Strategies For Your Investments

Investments

Making sensible investments starts with understanding certain aspects of the investment world. Ongoing research and planning goes a long way when attempting to protect your money and save for the future. Finding the best type of investment for your individual needs can be overwhelming, especially if you are just starting out. Since investing money is such a broad area, it is essential to have a plan, or investment strategy.

Strategy #1 – Savings Bonds Investments

Considered one of the safest types of investments, savings bonds are debt securities that are issued by the United States Department of Treasury. There are two types of bonds. EE bonds are paper-type bonds that most people are familiar with, and I bonds. I bonds are somewhat different than the EE bonds. Saving bonds are a long-term investment that accrue fixed or market value interest every six months. Starting out at $25, these investments are affordable and safe. They are completely secure and will be replaced if they are lost or stolen.

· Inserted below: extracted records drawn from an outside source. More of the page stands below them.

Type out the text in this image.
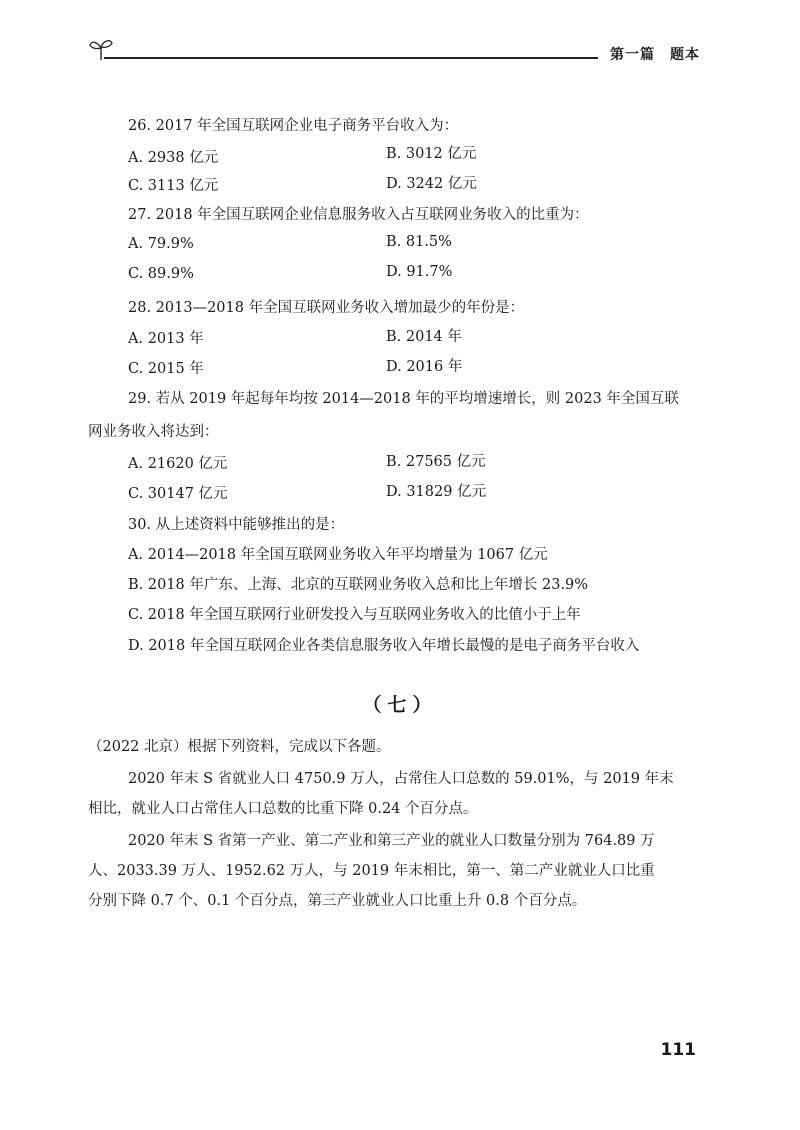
第一篇　题本
26. 2017 年全国互联网企业电子商务平台收入为：
A. 2938 亿元	B. 3012 亿元
C. 3113 亿元	D. 3242 亿元
27. 2018 年全国互联网企业信息服务收入占互联网业务收入的比重为：
A. 79.9%	B. 81.5%
C. 89.9%	D. 91.7%
28. 2013—2018 年全国互联网业务收入增加最少的年份是：
A. 2013 年	B. 2014 年
C. 2015 年	D. 2016 年
29. 若从 2019 年起每年均按 2014—2018 年的平均增速增长，则 2023 年全国互联
网业务收入将达到：
A. 21620 亿元	B. 27565 亿元
C. 30147 亿元	D. 31829 亿元
30. 从上述资料中能够推出的是：
A. 2014—2018 年全国互联网业务收入年平均增量为 1067 亿元
B. 2018 年广东、上海、北京的互联网业务收入总和比上年增长 23.9%
C. 2018 年全国互联网行业研发投入与互联网业务收入的比值小于上年
D. 2018 年全国互联网企业各类信息服务收入年增长最慢的是电子商务平台收入
（七）
（2022 北京）根据下列资料，完成以下各题。
2020 年末 S 省就业人口 4750.9 万人，占常住人口总数的 59.01%，与 2019 年末
相比，就业人口占常住人口总数的比重下降 0.24 个百分点。
2020 年末 S 省第一产业、第二产业和第三产业的就业人口数量分别为 764.89 万
人、2033.39 万人、1952.62 万人，与 2019 年末相比，第一、第二产业就业人口比重
分别下降 0.7 个、0.1 个百分点，第三产业就业人口比重上升 0.8 个百分点。
111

Strategy #2 – 401K / RRSP Investments

A 401k plan (called an RRSP or Registered Retirement Savings Plan in Canada) is an investment in which companies allow their employees to make contributions of a specified maximum amount each year. The employers usually also make contributions by matching a certain percentage with the employee. These plans were taken on by employers as an alternative retirement plan. The employee chooses where their savings will be invested, which usually consists of a combination of stocks, bonds and money market investments. One advantage to 401k plans / RRSPs is that they are tax-deferred investments, however, they are greatly penalized if taken out prematurely.